Sementara itu menurut para tokoh
pendiri/deklarator PDI perpecahan, disintegrasi, keretakan, atau konflik yang
melanda partai tersebut sekarang ini harus diselesaikan melalui kongres yang
menurut rencana diadakan pada Januari 1991 (baca Media Indonesia, 24 Oktober
1990). Mengapa PDI terus berkonflik dan bagaimana prospeknya menghadapi pemilu
1992 menjadi tujuan penulisan ini
Faktor penyebab
Bagaimana partai ini tidak
henti-hentinya dilanda kemelut telah banyak dinalaisis para pakar, atau para
demagog politik. Sekian argumen, dalih, atau teori mencuat kepermukaan,
sehingga ada instansi yang sengaja mengklippingnya menjadi suatu buku dan
terdiri dari beberapa jilid. Di sisi lain karena gemar berkelahi mendapat
predikat sebagai petinju yang mana apabila tidak berkelahi badannya gatal.

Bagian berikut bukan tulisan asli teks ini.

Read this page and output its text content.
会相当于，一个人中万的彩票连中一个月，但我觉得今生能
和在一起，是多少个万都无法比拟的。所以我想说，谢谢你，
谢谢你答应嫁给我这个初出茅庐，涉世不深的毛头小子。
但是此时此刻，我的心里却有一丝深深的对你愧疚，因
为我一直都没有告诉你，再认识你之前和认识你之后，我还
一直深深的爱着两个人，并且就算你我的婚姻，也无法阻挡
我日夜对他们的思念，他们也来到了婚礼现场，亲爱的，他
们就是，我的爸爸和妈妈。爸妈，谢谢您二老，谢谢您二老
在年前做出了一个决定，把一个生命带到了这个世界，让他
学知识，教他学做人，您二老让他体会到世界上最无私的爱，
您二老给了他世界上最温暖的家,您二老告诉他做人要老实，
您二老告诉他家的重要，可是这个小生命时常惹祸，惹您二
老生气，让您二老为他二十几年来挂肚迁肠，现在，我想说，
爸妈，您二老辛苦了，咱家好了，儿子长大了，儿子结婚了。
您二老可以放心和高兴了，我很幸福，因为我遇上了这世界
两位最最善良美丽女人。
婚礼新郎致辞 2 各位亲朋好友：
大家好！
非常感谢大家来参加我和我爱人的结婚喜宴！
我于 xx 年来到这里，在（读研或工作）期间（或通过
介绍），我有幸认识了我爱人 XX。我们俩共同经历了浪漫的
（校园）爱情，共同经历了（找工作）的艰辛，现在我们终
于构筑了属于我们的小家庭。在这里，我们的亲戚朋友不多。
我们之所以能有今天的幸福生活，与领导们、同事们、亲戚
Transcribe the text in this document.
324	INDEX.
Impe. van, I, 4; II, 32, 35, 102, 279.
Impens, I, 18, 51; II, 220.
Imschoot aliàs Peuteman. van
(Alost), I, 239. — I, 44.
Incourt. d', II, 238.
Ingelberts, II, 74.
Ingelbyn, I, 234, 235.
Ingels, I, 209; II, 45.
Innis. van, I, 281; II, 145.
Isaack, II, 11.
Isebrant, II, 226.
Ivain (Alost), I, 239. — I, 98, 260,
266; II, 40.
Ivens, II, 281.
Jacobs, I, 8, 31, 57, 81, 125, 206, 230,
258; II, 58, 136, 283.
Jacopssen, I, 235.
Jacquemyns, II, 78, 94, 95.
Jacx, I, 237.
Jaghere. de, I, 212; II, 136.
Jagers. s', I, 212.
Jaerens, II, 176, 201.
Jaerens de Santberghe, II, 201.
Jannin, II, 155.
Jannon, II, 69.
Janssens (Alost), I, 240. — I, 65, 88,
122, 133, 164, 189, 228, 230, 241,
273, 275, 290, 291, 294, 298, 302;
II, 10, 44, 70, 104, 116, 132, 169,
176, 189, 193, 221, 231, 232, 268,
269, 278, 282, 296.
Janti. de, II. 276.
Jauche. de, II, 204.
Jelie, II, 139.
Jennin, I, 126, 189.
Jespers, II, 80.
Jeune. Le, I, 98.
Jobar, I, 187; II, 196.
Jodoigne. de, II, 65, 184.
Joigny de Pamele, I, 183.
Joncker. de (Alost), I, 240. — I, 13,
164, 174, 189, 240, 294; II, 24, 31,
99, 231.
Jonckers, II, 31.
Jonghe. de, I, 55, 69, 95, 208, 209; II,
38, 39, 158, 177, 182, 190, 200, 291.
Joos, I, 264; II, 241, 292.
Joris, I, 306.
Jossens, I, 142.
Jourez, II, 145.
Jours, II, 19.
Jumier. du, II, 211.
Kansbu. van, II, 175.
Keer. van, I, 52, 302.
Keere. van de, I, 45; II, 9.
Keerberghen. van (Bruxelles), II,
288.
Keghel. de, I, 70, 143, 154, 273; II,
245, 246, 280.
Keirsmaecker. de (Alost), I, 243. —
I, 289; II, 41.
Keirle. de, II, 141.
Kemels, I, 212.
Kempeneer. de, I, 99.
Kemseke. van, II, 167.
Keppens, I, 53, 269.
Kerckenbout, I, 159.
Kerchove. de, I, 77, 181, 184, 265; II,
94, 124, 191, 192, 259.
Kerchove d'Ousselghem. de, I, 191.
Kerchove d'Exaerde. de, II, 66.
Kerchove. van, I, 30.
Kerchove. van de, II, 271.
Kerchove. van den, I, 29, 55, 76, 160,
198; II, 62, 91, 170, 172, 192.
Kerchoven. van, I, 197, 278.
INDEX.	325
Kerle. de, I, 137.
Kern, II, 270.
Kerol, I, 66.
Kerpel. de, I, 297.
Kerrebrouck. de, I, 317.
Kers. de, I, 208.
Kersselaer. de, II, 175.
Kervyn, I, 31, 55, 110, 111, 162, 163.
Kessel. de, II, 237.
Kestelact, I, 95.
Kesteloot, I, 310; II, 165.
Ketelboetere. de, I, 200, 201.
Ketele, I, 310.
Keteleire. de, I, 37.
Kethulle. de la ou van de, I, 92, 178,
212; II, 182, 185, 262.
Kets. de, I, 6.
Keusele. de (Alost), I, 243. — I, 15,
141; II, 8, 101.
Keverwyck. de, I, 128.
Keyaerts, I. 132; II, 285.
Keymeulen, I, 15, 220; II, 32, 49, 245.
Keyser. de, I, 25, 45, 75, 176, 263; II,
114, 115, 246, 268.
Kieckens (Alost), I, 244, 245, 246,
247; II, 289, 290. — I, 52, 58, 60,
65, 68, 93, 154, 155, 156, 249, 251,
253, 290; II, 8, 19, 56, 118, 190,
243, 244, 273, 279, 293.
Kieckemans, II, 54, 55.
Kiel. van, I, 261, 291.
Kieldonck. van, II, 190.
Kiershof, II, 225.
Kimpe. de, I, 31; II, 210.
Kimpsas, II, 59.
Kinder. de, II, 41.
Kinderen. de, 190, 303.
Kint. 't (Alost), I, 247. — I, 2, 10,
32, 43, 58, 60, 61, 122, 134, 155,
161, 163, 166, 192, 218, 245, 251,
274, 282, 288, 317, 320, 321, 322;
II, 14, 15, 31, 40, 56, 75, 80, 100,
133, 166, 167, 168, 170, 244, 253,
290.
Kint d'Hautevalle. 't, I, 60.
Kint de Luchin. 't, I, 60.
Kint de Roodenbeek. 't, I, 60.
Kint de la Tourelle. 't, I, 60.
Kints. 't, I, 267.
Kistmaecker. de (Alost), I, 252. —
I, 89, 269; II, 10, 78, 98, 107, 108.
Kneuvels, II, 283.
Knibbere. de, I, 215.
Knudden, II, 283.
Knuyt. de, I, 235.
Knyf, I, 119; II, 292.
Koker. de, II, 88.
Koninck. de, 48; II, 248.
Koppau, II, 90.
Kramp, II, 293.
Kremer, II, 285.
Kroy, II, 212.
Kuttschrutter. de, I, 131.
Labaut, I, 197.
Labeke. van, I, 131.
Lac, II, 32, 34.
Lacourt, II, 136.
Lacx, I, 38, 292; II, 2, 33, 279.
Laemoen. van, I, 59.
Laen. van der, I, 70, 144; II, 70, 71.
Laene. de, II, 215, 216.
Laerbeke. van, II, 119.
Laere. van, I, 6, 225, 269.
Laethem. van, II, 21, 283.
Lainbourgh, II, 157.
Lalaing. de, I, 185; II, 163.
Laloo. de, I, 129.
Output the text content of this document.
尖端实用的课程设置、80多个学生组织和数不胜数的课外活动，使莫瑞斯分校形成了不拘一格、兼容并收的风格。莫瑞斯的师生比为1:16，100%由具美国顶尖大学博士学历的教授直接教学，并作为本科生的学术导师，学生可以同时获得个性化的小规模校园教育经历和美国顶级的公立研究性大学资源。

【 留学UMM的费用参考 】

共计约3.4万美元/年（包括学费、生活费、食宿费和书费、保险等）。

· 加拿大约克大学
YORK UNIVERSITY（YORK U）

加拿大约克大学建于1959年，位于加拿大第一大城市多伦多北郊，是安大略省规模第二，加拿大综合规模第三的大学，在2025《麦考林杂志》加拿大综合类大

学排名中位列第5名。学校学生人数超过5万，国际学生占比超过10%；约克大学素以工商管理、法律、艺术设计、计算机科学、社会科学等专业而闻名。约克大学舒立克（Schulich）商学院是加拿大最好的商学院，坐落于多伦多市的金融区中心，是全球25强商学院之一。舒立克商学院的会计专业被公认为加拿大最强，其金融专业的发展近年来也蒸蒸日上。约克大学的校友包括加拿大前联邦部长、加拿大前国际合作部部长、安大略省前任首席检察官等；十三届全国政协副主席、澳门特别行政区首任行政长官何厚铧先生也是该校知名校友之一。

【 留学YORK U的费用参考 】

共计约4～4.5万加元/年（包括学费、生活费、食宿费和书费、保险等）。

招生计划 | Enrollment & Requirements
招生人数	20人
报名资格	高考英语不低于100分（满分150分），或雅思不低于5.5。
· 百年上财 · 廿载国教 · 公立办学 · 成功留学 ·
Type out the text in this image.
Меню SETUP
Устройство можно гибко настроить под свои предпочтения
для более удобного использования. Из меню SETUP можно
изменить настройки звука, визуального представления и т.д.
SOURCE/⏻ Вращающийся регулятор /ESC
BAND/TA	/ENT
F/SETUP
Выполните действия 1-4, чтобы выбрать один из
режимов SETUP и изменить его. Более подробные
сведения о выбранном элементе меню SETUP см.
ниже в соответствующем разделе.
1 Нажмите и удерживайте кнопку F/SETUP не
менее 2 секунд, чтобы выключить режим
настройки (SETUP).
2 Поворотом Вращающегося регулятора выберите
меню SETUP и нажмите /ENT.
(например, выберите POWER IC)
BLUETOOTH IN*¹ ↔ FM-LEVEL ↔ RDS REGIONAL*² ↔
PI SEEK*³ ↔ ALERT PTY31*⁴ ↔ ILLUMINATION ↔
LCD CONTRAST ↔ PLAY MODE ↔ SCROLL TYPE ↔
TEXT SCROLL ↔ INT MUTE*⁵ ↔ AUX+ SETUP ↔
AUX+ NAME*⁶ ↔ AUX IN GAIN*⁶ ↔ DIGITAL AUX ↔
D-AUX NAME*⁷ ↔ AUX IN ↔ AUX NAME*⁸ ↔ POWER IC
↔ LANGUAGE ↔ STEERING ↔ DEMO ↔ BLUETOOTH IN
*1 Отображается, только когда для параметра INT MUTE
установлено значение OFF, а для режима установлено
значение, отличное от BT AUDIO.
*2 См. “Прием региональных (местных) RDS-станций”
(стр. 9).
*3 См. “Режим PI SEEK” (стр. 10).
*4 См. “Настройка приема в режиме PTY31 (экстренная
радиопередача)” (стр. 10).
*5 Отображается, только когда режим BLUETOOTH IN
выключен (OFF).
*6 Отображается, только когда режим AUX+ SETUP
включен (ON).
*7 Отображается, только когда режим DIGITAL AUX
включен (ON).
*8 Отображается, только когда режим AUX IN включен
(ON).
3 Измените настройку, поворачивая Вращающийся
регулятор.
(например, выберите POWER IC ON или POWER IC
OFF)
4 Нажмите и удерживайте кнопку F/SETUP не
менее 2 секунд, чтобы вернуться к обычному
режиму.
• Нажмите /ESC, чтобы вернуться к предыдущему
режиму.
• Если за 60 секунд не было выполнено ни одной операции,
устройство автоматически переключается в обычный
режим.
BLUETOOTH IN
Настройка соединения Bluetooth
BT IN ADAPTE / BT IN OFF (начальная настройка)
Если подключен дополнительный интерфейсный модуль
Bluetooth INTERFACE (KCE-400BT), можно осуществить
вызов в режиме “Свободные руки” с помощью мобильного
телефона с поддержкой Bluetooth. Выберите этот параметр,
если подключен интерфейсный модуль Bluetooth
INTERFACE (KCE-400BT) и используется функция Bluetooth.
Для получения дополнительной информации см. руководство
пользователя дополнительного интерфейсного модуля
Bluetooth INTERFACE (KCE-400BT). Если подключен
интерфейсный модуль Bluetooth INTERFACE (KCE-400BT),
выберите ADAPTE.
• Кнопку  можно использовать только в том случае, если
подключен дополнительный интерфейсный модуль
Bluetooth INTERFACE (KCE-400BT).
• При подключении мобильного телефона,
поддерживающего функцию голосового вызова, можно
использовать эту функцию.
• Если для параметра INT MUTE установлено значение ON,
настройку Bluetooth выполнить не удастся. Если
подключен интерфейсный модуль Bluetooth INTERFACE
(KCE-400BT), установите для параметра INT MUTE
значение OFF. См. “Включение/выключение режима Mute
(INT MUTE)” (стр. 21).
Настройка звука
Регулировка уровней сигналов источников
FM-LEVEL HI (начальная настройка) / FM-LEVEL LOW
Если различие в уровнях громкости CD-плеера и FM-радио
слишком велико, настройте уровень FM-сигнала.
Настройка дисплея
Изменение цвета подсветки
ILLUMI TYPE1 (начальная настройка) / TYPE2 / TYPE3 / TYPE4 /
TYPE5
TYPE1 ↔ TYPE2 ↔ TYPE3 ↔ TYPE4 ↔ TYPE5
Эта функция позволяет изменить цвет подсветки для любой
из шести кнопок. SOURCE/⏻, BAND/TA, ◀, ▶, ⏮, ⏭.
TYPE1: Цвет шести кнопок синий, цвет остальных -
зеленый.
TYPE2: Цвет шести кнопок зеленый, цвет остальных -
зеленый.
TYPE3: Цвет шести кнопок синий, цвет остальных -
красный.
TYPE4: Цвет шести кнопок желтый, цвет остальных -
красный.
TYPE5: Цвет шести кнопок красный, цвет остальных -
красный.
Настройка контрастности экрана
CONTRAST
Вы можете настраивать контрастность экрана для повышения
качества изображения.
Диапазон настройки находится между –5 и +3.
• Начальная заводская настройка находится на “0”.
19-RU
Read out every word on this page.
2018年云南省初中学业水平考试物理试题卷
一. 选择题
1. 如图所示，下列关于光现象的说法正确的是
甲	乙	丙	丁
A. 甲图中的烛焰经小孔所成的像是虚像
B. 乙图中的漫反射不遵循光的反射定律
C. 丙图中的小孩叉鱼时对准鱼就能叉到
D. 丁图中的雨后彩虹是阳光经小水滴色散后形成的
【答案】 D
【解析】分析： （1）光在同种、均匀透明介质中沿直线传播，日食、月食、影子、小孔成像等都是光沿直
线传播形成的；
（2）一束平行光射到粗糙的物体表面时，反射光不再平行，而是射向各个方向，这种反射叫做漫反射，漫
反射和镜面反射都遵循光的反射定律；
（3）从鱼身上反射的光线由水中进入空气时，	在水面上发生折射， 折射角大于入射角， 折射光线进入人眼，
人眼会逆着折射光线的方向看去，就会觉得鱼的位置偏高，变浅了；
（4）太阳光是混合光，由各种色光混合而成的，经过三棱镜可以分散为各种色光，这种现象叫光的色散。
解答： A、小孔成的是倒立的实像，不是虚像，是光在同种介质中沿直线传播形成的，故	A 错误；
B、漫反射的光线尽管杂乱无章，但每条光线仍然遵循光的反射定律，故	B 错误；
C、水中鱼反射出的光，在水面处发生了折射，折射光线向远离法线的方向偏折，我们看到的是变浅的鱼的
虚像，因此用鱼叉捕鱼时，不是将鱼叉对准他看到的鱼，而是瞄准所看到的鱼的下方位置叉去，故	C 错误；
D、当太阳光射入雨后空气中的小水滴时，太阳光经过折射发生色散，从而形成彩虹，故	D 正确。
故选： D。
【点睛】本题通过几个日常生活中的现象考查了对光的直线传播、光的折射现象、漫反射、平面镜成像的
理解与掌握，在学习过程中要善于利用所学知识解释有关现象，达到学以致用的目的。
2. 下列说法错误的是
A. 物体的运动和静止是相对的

Kalau di evaluasi secara seksama,
dalam garis besarnya ada tiga faktor penyebab mengapa partai yang sering
disebut sebagai partai gurem ini terus menerus dilanda konflik, yakni
terdapatnya suasana yang tidak mengijinkan partai politik berkembang, fusi yang
tidak tuntas-tuntas dan tiadanya ideologi sentral
Terdapatnya suasana yaitu struktur
sosial politik yang tidakmengijinkan partai berkembang merupakan dalih yang
paling klasik, general, sekaligus aktual. Konteks ini sebagaimana sering
dikeluhkan adalah akibat ditempuhnya pendekatan kemanan (security approach)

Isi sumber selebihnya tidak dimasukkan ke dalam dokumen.